Es lohnt sich, in Bundestagsdebatten durchzuhalten, zuweilen sagen die letzten Redner das Klügste. Der CDU-Abgeordnete Klaus Wiener, ein promovierter Volkswirt, wies am Donnerstag darauf hin, dass in der Aussprache zu steigenden Kraftstoffpreisen die Forderung nach einer „Übergewinnsteuer“ aufgetaucht sei. Sieben Jahre lang habe er Ökonomie studiert, das Wort Übergewinn habe er dabei nie gehört, erinnerte sich Wiener. „Vielleicht reden wir über Kosten und Margen“, sagte er. „Aber Übergewinne, das gibt es einfach gar nicht.“
Die erste Lesung zum „Kraftstoffmaßnahmenpaket“, mit dem Union und SPD die Preiskapriolen an den Tankstellen beruhigen wollen, geriet ansonsten zu einer großen Wunschliste an weiteren Markteingriffen und Scheinlösungen. Die Grünen wollen den Preis des Deutschlandtickets senken, die Linken fordern ein „Energiekrisengeld“ für jedermann direkt aufs Konto, die AfD spricht sich für die Abschaffung der CO2-Abgabe aus.
Zu befürchten ist, dass die „Übergewinnsteuer“ am Ende doch wieder eingeführt wird, wie zu Ampelzeiten, als die Energiepreise nach Russlands Überfall auf die Ukraine sprunghaft stiegen. Die Hinweise mehren sich. Aus dem Finanzministerium hieß es, Lars Klingbeil (SPD) lasse „weitere Instrumente“ prüfen: „Hierzu gehört die Einführung einer Übergewinnsteuer, um übermäßige Krisenprofite abzuschöpfen und damit gezielte und rasche Entlastungen zu finanzieren.“ So werde an eine Erhöhung der Pendlerpauschale gedacht.
Eine Übergewinnsteuer müsste die EU-Kommission wieder billigen. Dann freilich sollten nicht nur die Mineralölkonzerne, sondern auch die Ökostromerzeuger zur Kasse gebeten werden. Auch letztere verdienen stark in der Krise, wenn der Gaspreis steigt. Besser wäre es, von solch marktwidrigen Eingriffen die Finger zu lassen. Schon die Verschärfungen des Kartellrechts gehen zu weit.
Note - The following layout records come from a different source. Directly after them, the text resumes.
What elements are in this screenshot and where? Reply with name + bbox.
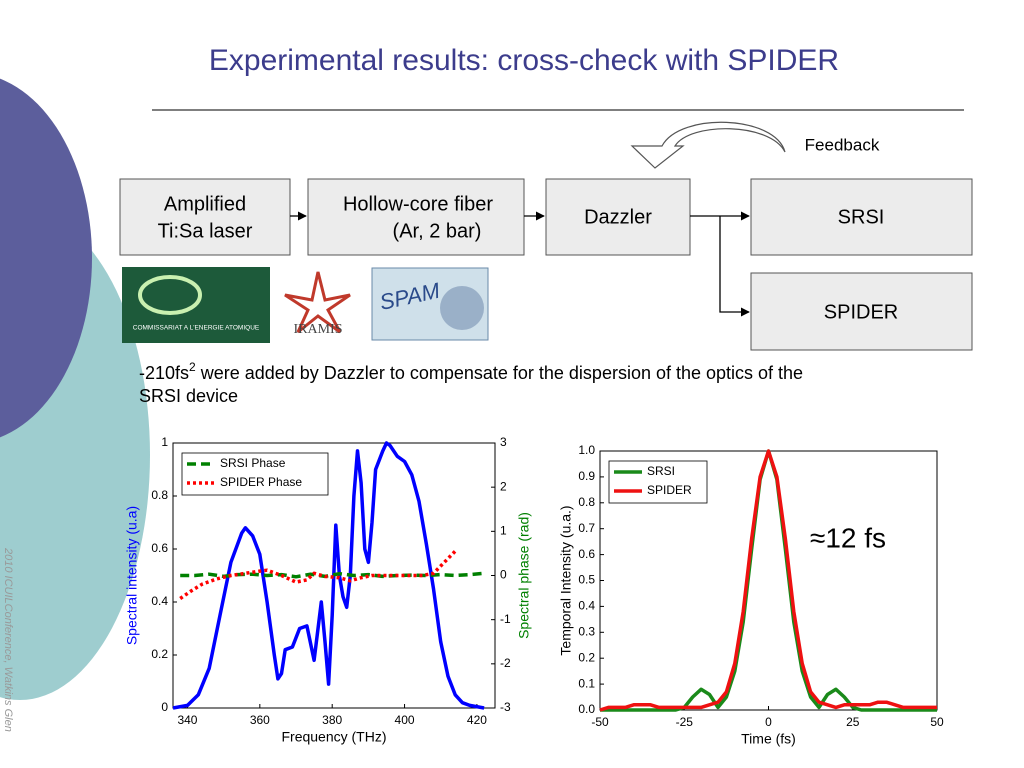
node-label: (Ar, 2 bar): [393, 220, 482, 242]
x-tick-label: 0: [765, 715, 772, 729]
x-tick-label: 25: [846, 715, 860, 729]
node-box: [750, 272, 973, 351]
y-tick-label: 0.8: [151, 488, 168, 502]
note-text: -210fs2 were added by Dazzler to compensa…: [139, 360, 803, 383]
series-line: [172, 441, 485, 710]
y-tick-label: 0.8: [578, 495, 595, 509]
node-label: Ti:Sa laser: [158, 220, 253, 242]
y-tick-label: 0.4: [578, 599, 595, 613]
y-tick-label: 0.4: [151, 594, 168, 608]
y-tick-label: 1: [161, 435, 168, 449]
note-sup: 2: [189, 360, 196, 374]
y-tick-label: 1.0: [578, 443, 595, 457]
y-tick-label: 0.0: [578, 702, 595, 716]
note-part: -210fs: [139, 363, 189, 383]
legend-label: SPIDER Phase: [220, 475, 302, 489]
legend-label: SRSI Phase: [220, 456, 286, 470]
y-tick-label: 0.9: [578, 469, 595, 483]
logo-mark: [138, 275, 202, 315]
x-tick-label: 360: [250, 713, 270, 727]
node-box: [545, 178, 691, 256]
y2-tick-label: 2: [500, 479, 507, 493]
node-box: [119, 178, 291, 256]
x-tick-label: 340: [177, 713, 197, 727]
y2-tick-label: 0: [500, 568, 507, 582]
legend-box: [608, 460, 708, 504]
node-label: Dazzler: [584, 206, 652, 228]
node-label: SRSI: [838, 206, 885, 228]
side-note: 2010 ICUILConference, Watkins Glen: [2, 547, 14, 732]
connectors: [290, 211, 750, 317]
x-axis-label: Frequency (THz): [281, 729, 386, 745]
note-part: were added by Dazzler to compensate for …: [200, 363, 803, 383]
y2-tick-label: -3: [500, 700, 511, 714]
series-line: [179, 549, 457, 600]
logo-mark: [284, 271, 351, 334]
y2-tick-label: -1: [500, 612, 511, 626]
legend-box: [181, 452, 329, 496]
y-tick-label: 0.6: [151, 541, 168, 555]
annotation: ≈12 fs: [810, 522, 886, 553]
x-tick-label: -25: [676, 715, 694, 729]
logo-mark: [440, 286, 484, 330]
x-axis-label: Time (fs): [741, 731, 796, 747]
logo-text: IRAMIS: [293, 322, 342, 337]
y-tick-label: 0.3: [578, 624, 595, 638]
x-tick-label: 380: [322, 713, 342, 727]
y-tick-label: 0.6: [578, 547, 595, 561]
node-label: SPIDER: [824, 301, 898, 323]
y-axis-label: Spectral intensity (u.a): [124, 506, 140, 645]
y2-tick-label: 1: [500, 524, 507, 538]
series-line: [599, 449, 937, 712]
y-tick-label: 0.5: [578, 573, 595, 587]
y-tick-label: 0: [161, 700, 168, 714]
y-tick-label: 0.1: [578, 676, 595, 690]
note-text: SRSI device: [139, 386, 238, 406]
x-tick-label: 50: [930, 715, 944, 729]
feedback-label: Feedback: [805, 135, 880, 154]
y-tick-label: 0.2: [578, 650, 595, 664]
feedback-arrow: [630, 121, 786, 169]
y-tick-label: 0.7: [578, 521, 595, 535]
y2-tick-label: -2: [500, 656, 511, 670]
node-box: [750, 178, 973, 256]
y2-tick-label: 3: [500, 435, 507, 449]
decor-circle: [0, 78, 92, 438]
legend-label: SRSI: [647, 464, 675, 478]
logo-text: COMMISSARIAT A L'ENERGIE ATOMIQUE: [133, 325, 260, 332]
x-tick-label: -50: [591, 715, 609, 729]
y-tick-label: 0.2: [151, 647, 168, 661]
x-tick-label: 420: [467, 713, 487, 727]
node-box: [307, 178, 525, 256]
node-label: Hollow-core fiber: [343, 193, 493, 215]
node-label: Amplified: [164, 193, 246, 215]
y-axis-label: Temporal Intensity (u.a.): [558, 505, 574, 655]
slide-title: Experimental results: cross-check with S…: [209, 44, 839, 77]
y2-axis-label: Spectral phase (rad): [516, 512, 532, 639]
legend-label: SPIDER: [647, 483, 692, 497]
x-tick-label: 400: [395, 713, 415, 727]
Sie stellen selbst unverdächtige Branchen unter Verdacht, die Beweislastumkehr ist ein tiefer Schlag in die Magengrube. Es ist hanebüchen: Redner selbst der Union beschimpfen die Kraftstoffindustrie als „Abzocker“, ohne dies zu beweisen. Eine wirklich liberale und rechtsstaatliche Stimme, die Marktwirtschaft und die Unschuldsvermutung hochhält, fehlt leider im Bundestag.